The better part about this outside location was that the small ticket window meant a line had to be used. Oh my god, a line for tickets for train tickets! When I arrived I was number 16 in line. Now there were many points where fights almost broke out as people argued over where they were in line and who was cutting whom and who could have family with them, etc. Luckily a police officer was on hand because clearly an incident has happened before. I was ready to make a break for the ticket window several times because I thought the line was going to dissolve into a free-for-all, but still, the line held steady to my surprise.
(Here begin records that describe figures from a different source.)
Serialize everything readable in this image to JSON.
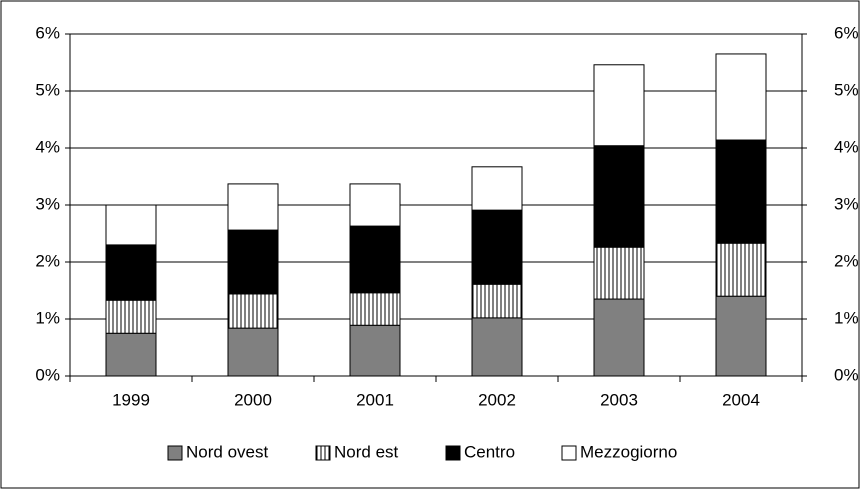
{
  "chart_data": {
    "type": "stacked-bar",
    "categories": [
      "1999",
      "2000",
      "2001",
      "2002",
      "2003",
      "2004"
    ],
    "series": [
      {
        "name": "Nord ovest",
        "color": "#808080",
        "values": [
          0.75,
          0.84,
          0.89,
          1.02,
          1.35,
          1.4
        ]
      },
      {
        "name": "Nord est",
        "color": "#ffffff",
        "pattern": "vertical-lines",
        "values": [
          0.58,
          0.6,
          0.57,
          0.59,
          0.91,
          0.93
        ]
      },
      {
        "name": "Centro",
        "color": "#000000",
        "values": [
          0.97,
          1.12,
          1.17,
          1.3,
          1.78,
          1.81
        ]
      },
      {
        "name": "Mezzogiorno",
        "color": "#ffffff",
        "values": [
          0.7,
          0.81,
          0.74,
          0.76,
          1.42,
          1.51
        ]
      }
    ],
    "ylim": [
      0,
      6
    ],
    "yticks": [
      {
        "value": 0,
        "label": "0%"
      },
      {
        "value": 1,
        "label": "1%"
      },
      {
        "value": 2,
        "label": "2%"
      },
      {
        "value": 3,
        "label": "3%"
      },
      {
        "value": 4,
        "label": "4%"
      },
      {
        "value": 5,
        "label": "5%"
      },
      {
        "value": 6,
        "label": "6%"
      }
    ],
    "y2lim": [
      0,
      6
    ],
    "y2ticks": [
      {
        "value": 0,
        "label": "0%"
      },
      {
        "value": 1,
        "label": "1%"
      },
      {
        "value": 2,
        "label": "2%"
      },
      {
        "value": 3,
        "label": "3%"
      },
      {
        "value": 4,
        "label": "4%"
      },
      {
        "value": 5,
        "label": "5%"
      },
      {
        "value": 6,
        "label": "6%"
      }
    ],
    "grid": true,
    "legend": "bottom"
  }
}
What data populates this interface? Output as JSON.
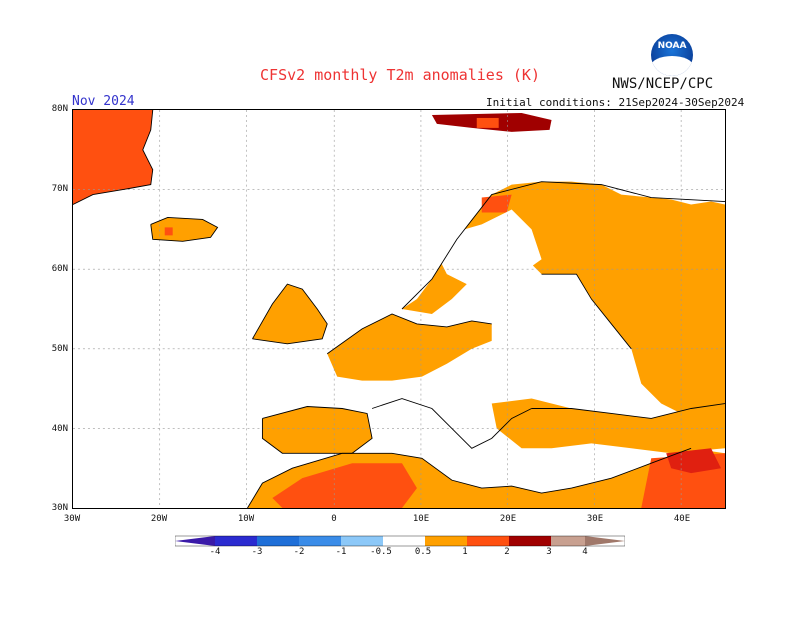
{
  "title": "CFSv2 monthly T2m anomalies (K)",
  "agency": "NWS/NCEP/CPC",
  "logo_text": "NOAA",
  "period": "Nov 2024",
  "initial_conditions": "Initial conditions: 21Sep2024-30Sep2024",
  "axes": {
    "lat_labels": [
      "80N",
      "70N",
      "60N",
      "50N",
      "40N",
      "30N"
    ],
    "lon_labels": [
      "30W",
      "20W",
      "10W",
      "0",
      "10E",
      "20E",
      "30E",
      "40E"
    ]
  },
  "colorbar": {
    "labels": [
      "-4",
      "-3",
      "-2",
      "-1",
      "-0.5",
      "0.5",
      "1",
      "2",
      "3",
      "4"
    ],
    "colors": [
      "#3a1aa8",
      "#2b2bd0",
      "#1f6fd8",
      "#4aa0f0",
      "#8cc8f8",
      "#ffffff",
      "#ffa000",
      "#ff5010",
      "#e02010",
      "#a00000",
      "#c8a090",
      "#a0786a"
    ]
  }
}
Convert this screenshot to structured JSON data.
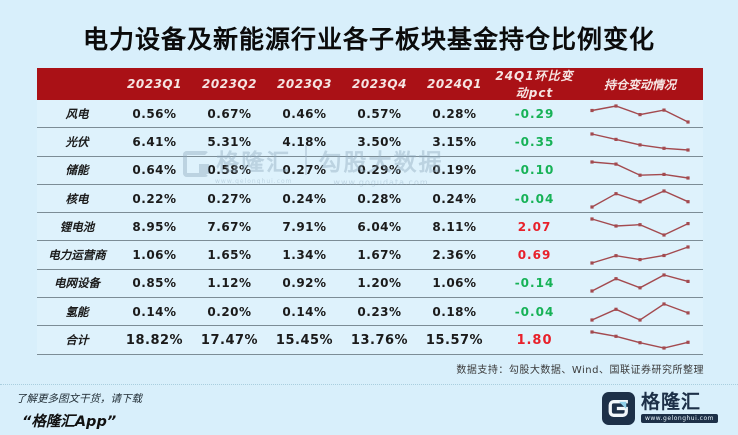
{
  "page": {
    "bg_color": "#d8effb"
  },
  "title": "电力设备及新能源行业各子板块基金持仓比例变化",
  "colors": {
    "header_bg": "#aa1116",
    "row_bg": "#def2fc",
    "border": "#7c8d96",
    "positive_red": "#e8212b",
    "negative_green": "#17b257",
    "sparkline": "#a34a4f",
    "logo_navy": "#1d3048",
    "page_bg": "#d8effb"
  },
  "table": {
    "header": {
      "label_col": "",
      "quarters": [
        "2023Q1",
        "2023Q2",
        "2023Q3",
        "2023Q4",
        "2024Q1"
      ],
      "change_col": "24Q1环比变动pct",
      "spark_col": "持仓变动情况"
    },
    "rows": [
      {
        "label": "风电",
        "values": [
          "0.56%",
          "0.67%",
          "0.46%",
          "0.57%",
          "0.28%"
        ],
        "change": "-0.29"
      },
      {
        "label": "光伏",
        "values": [
          "6.41%",
          "5.31%",
          "4.18%",
          "3.50%",
          "3.15%"
        ],
        "change": "-0.35"
      },
      {
        "label": "储能",
        "values": [
          "0.64%",
          "0.58%",
          "0.27%",
          "0.29%",
          "0.19%"
        ],
        "change": "-0.10"
      },
      {
        "label": "核电",
        "values": [
          "0.22%",
          "0.27%",
          "0.24%",
          "0.28%",
          "0.24%"
        ],
        "change": "-0.04"
      },
      {
        "label": "锂电池",
        "values": [
          "8.95%",
          "7.67%",
          "7.91%",
          "6.04%",
          "8.11%"
        ],
        "change": "2.07"
      },
      {
        "label": "电力运营商",
        "values": [
          "1.06%",
          "1.65%",
          "1.34%",
          "1.67%",
          "2.36%"
        ],
        "change": "0.69"
      },
      {
        "label": "电网设备",
        "values": [
          "0.85%",
          "1.12%",
          "0.92%",
          "1.20%",
          "1.06%"
        ],
        "change": "-0.14"
      },
      {
        "label": "氢能",
        "values": [
          "0.14%",
          "0.20%",
          "0.14%",
          "0.23%",
          "0.18%"
        ],
        "change": "-0.04"
      }
    ],
    "total": {
      "label": "合计",
      "values": [
        "18.82%",
        "17.47%",
        "15.45%",
        "13.76%",
        "15.57%"
      ],
      "change": "1.80"
    }
  },
  "chart_data": {
    "type": "table",
    "title": "电力设备及新能源行业各子板块基金持仓比例变化",
    "columns": [
      "2023Q1",
      "2023Q2",
      "2023Q3",
      "2023Q4",
      "2024Q1",
      "24Q1环比变动pct",
      "持仓变动情况"
    ],
    "rows": [
      {
        "label": "风电",
        "values": [
          0.56,
          0.67,
          0.46,
          0.57,
          0.28
        ],
        "change_pct": -0.29
      },
      {
        "label": "光伏",
        "values": [
          6.41,
          5.31,
          4.18,
          3.5,
          3.15
        ],
        "change_pct": -0.35
      },
      {
        "label": "储能",
        "values": [
          0.64,
          0.58,
          0.27,
          0.29,
          0.19
        ],
        "change_pct": -0.1
      },
      {
        "label": "核电",
        "values": [
          0.22,
          0.27,
          0.24,
          0.28,
          0.24
        ],
        "change_pct": -0.04
      },
      {
        "label": "锂电池",
        "values": [
          8.95,
          7.67,
          7.91,
          6.04,
          8.11
        ],
        "change_pct": 2.07
      },
      {
        "label": "电力运营商",
        "values": [
          1.06,
          1.65,
          1.34,
          1.67,
          2.36
        ],
        "change_pct": 0.69
      },
      {
        "label": "电网设备",
        "values": [
          0.85,
          1.12,
          0.92,
          1.2,
          1.06
        ],
        "change_pct": -0.14
      },
      {
        "label": "氢能",
        "values": [
          0.14,
          0.2,
          0.14,
          0.23,
          0.18
        ],
        "change_pct": -0.04
      }
    ],
    "total": {
      "label": "合计",
      "values": [
        18.82,
        17.47,
        15.45,
        13.76,
        15.57
      ],
      "change_pct": 1.8
    },
    "sparkline_note": "持仓变动情况 column shows a red line sparkline of the five quarterly values per row"
  },
  "footer": {
    "data_support": "数据支持：勾股大数据、Wind、国联证券研究所整理"
  },
  "promo": {
    "line1": "了解更多图文干货，请下载",
    "line2": "“格隆汇App”"
  },
  "brand": {
    "name": "格隆汇",
    "url": "www.gelonghui.com"
  },
  "watermark": {
    "brand": "格隆汇",
    "brand_url": "www.gelonghui.com",
    "partner": "勾股大数据",
    "partner_url": "www.gogudata.com"
  }
}
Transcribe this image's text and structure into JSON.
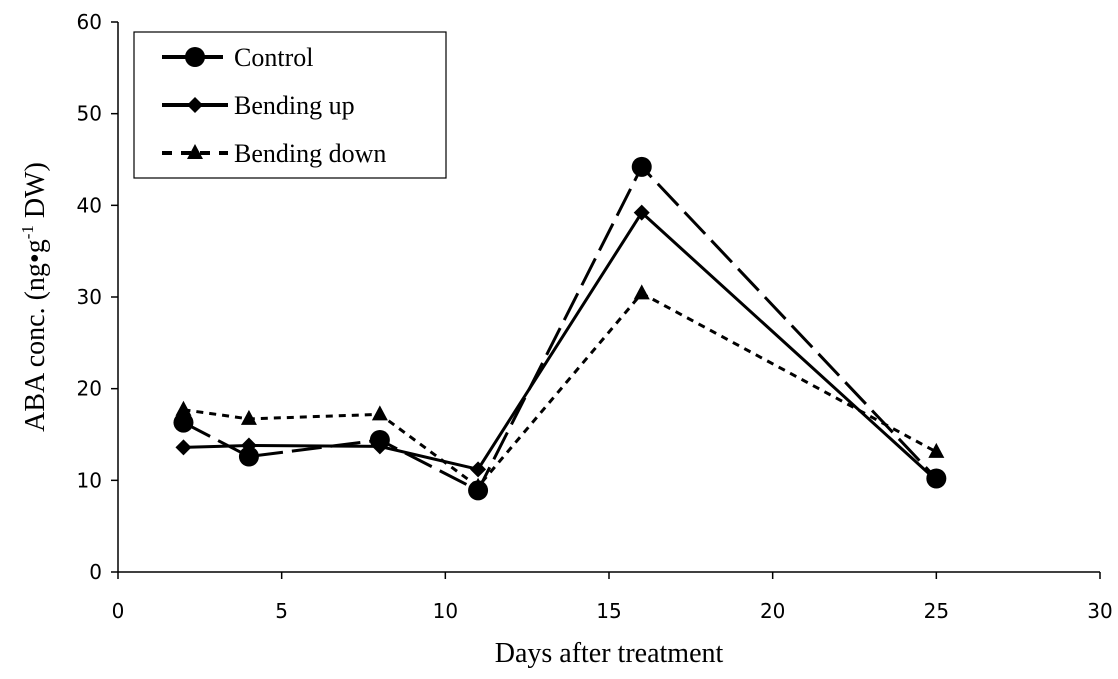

I got up to the ticket window and yes, a ticket to Xi’an. BUT, the catch. No soft sleepers. Shucks. No hard sleepers. Um, what? No soft seats. This looks ugly. Yes, I’m sitting in a hard seat for 12 hours next to Chinese people I don’t know. Great way to soak up the culture. Poor way to stay sane. I’m going to be sitting among the finest sunflower seed munchers, Beijing spitters, and moth-ball cloth wearers. 150RMB and a really cold hour and half will get you that.
And so ends the game of Chinese Train Ticket Chess (see photo above). And I’m lucky. At least I got tickets. More of my classmates are trying again tomorrow.